Robyn Shoaf, volunteer and marketing coordinator for the nonprofit preschool, said Guppies is “a family affair.”

Ramsey agreed, saying it provides an opportunity for the children to have fun while parents network.

“They see each other in passing but they don’t always have the opportunity to sit down and talk with each other,” she said. “This gives the parents an opportunity to come out and meet each other, get to know each other, develop play groups for their kids. I want it to be a family, fun atmosphere for kids and their families.”

The program serves both special needs and typically developing children. Ramsey said Guppies allows the children learn from each other.

“It gives them a chance to learn about their friends and see that they can still play and cheer with their pompoms,” she said.

Shoaf said teachers and staff members at Challenged Child and Friends all help run the program, as well as community partners, including Gainesville Parks and Recreation and Kohl’s in Flowery Branch.

“Kohl’s has come out and helped us with their Kohl’s Care program,” Shoaf said. “They’ve provided concessions and such, which is amazing. We’ve had great community support for this.”

Shah said the school and the Guppies program have helped Pahel come out of her shell and be less shy.
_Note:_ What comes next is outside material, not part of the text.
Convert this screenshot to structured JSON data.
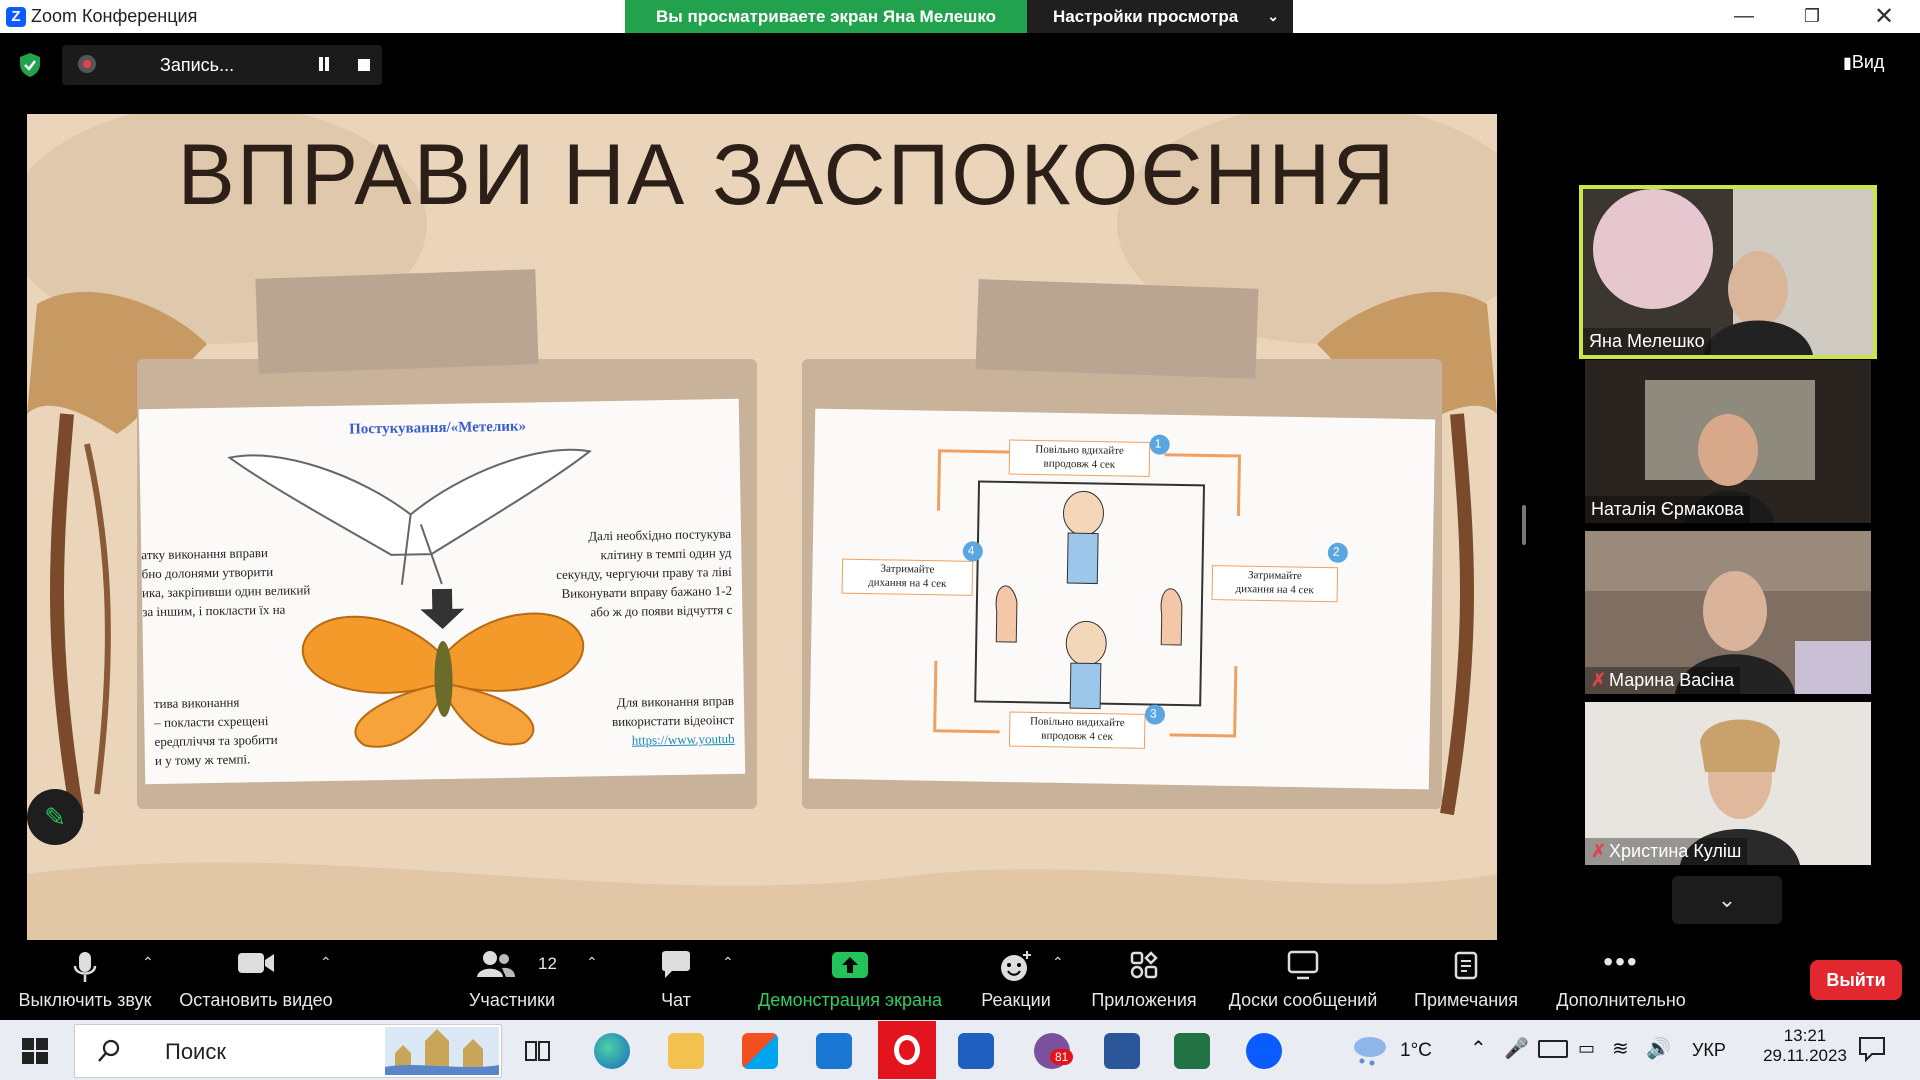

She said her daughter wants to play football instead of cheerleading next year.

“When I put her in the walker, she wants to go after the ball,” Shah said. “It’s amazing.”

Ramsey said Guppies is “the true joy” of her work with Challenged Child and Friends.

“I’ve been here for over 18 years total, but this is the joy that I get, bringing families together so children can participate in and be a part of something,” she said.